Langkah ini merupakan respons terhadap dampak bencana alam besar yang melanda sejumlah wilayah di Sumatera Utara pada November 2025 lalu. Bencana tersebut tidak hanya menimbulkan kerugian materiil, tetapi juga trauma mendalam bagi masyarakat. Tim ITB menilai bahwa pemulihan trauma harus dilakukan dengan pendekatan yang mempertimbangkan budaya akar rumput, mengingat kehidupan masyarakat Sumatera Utara tidak dapat dilepaskan dari nilai-nilai tradisi yang sudah mengakar.
Mengangkat Tradisi Gotong Royong: Marsialapari dan Marsiurupan
Tim pengabdian yang terdiri atas Dr. Dana Waskita, S.S., M.App.Ling., R.R. Sri Wachyuni, M.Psi., Dr. Tri Sulistyaningtyas, M.Hum., dan Andi Muhammad Yuandana Putra C., S.T., M.B.A., menggali kekuatan budaya lokal sebagai modal sosial untuk resilensi bencana.
Dua tradisi utama yang diangkat adalah Marsialapari dari Tapanuli Selatan dan Marsiurupan dari Batak Toba (berakar pada filosofi Dalihan Na Tobu). Kedua tradisi ini menekankan semangat perjuangan, persatuan, gotong royong, dan saling membantu dalam menyelesaikan permasalahan bersama.
“Budaya memiliki fungsi untuk memperkuat identitas masyarakat dan menjadi sumber pengetahuan tentang bencana alam. Dengan mengaktifkan nilai-nilai seperti Marsialapari dan Marsiurupan, kita memperkuat keterikatan sosial masyarakat dalam menghadapi situasi pascabencana,” ujar perwakilan tim ITB.
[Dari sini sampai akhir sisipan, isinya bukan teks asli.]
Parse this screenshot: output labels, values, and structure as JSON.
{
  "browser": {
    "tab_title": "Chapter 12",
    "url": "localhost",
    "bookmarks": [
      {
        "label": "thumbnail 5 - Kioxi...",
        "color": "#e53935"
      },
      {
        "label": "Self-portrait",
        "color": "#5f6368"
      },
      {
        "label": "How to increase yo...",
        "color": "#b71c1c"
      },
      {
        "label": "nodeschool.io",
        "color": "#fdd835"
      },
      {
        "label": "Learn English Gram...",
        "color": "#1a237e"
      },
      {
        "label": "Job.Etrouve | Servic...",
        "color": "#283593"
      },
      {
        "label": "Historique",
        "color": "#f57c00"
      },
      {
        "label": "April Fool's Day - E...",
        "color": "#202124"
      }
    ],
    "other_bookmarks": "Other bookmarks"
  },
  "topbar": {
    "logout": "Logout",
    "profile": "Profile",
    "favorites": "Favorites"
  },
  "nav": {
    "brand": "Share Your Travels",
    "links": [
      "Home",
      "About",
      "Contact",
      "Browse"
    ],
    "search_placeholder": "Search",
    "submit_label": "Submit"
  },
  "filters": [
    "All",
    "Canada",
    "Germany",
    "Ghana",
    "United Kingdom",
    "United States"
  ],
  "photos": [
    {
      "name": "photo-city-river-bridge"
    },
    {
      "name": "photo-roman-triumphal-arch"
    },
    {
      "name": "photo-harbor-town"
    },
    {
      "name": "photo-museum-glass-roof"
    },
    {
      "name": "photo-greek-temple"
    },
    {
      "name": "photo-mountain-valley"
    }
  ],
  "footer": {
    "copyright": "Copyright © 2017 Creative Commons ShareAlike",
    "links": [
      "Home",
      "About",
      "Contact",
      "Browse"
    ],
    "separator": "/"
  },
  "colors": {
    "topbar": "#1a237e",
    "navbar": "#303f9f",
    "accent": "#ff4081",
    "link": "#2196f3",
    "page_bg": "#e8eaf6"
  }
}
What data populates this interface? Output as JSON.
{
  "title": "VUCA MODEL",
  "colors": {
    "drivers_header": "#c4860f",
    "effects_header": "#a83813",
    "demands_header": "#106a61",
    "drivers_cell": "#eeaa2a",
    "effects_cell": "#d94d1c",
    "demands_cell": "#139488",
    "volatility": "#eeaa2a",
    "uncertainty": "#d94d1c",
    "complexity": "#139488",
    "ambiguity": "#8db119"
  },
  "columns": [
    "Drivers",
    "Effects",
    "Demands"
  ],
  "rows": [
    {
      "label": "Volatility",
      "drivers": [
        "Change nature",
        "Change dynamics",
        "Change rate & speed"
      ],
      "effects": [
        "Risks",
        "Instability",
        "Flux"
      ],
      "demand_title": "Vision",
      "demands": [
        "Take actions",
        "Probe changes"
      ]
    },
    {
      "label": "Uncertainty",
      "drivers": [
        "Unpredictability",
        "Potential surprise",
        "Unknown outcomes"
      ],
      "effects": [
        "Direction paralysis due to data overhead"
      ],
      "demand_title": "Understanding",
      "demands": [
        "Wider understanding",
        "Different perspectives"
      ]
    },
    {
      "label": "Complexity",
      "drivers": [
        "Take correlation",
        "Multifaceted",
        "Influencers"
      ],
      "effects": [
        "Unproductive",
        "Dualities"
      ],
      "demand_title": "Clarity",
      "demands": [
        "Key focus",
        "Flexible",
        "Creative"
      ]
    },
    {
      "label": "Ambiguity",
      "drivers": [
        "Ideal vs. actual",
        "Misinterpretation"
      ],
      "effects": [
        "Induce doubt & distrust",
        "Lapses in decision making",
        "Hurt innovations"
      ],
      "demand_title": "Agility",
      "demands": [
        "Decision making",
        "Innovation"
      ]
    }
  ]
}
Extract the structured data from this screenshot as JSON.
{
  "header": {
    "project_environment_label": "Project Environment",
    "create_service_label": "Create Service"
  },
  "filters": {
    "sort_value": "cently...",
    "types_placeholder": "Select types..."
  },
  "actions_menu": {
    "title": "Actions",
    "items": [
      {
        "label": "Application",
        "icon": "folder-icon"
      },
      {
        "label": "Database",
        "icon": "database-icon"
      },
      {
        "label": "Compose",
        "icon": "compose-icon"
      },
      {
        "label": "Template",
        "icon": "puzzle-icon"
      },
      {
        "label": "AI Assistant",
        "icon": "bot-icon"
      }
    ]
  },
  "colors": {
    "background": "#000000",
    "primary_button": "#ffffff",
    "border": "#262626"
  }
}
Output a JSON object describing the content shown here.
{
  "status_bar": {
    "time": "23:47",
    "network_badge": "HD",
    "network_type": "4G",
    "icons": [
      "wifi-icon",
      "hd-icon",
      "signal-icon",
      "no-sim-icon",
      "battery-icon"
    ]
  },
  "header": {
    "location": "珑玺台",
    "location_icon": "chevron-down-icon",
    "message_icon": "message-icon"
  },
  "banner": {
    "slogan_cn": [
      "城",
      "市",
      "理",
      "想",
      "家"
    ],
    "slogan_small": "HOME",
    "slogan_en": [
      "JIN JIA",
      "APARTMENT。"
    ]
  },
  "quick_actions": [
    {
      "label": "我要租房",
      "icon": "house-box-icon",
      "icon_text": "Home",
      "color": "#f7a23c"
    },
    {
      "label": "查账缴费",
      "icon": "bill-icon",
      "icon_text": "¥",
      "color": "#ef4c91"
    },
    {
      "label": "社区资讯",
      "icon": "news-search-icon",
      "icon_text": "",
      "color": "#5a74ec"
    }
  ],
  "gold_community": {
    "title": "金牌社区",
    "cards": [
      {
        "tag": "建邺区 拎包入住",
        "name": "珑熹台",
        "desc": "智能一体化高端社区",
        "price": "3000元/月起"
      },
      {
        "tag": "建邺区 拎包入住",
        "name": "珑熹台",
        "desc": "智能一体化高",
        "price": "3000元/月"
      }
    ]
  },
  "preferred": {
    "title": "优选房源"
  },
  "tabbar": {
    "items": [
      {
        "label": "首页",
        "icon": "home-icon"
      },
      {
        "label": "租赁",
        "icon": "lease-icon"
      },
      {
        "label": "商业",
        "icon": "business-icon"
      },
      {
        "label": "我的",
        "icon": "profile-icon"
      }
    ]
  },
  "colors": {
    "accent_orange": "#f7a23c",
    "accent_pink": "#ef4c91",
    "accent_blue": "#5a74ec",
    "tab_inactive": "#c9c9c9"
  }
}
Pentingnya Diksi dan Komunikasi Empatik
Selain aspek sosial, tim ITB juga memberikan pelatihan khusus mengenai komunikasi krisis kepada para petugas OPD. Dr. Dana Waskita dan Dr. Tri Sulistyaningtyas menekankan pentingnya penggunaan kata atau diksi yang tepat saat memberikan arahan pemulihan kepada penyintas.
Penggunaan bahasa yang terlalu teoretis, tinggi, atau rumit dinilai dapat menyulitkan penyintas yang sedang dalam kondisi traumatis untuk memahami langkah-langkah pemulihan. Sebaliknya, pendekatan bahasa yang empatik dan sesuai dengan konteks budaya setempat memudahkan korban untuk menerima bantuan dan kembali menjalani rutinitas sehari-hari.
Intervensi Terpadu Berbasis Psikologi dan Budaya
Kegiatan ini menerapkan metode intervensi terpadu yang dimulai dengan studi lapangan dan observasi partisipatif untuk memetakan permasalahan. Hasil pemetaan kemudian didiskusikan dalam Focus Group Discussion (FGD) dan dilanjutkan dengan pelatihan psikologis (psychological method) melalui training, konseling, coaching, simulasi, dan gaming.
Tujuan akhirnya adalah membangun kapasitas OPD yang adaptif, tanggap, dan tangguh. Dengan menggabungkan ilmu psikologi modern dan kearifan lokal, ITB berharap model penanganan pascabencana ini dapat diaplikasikan secara mandiri dan berkelanjutan oleh pemerintah daerah, sehingga pelayanan publik di masa tanggap darurat hingga pemulihan dapat berjalan lebih efektif dan manusiawi.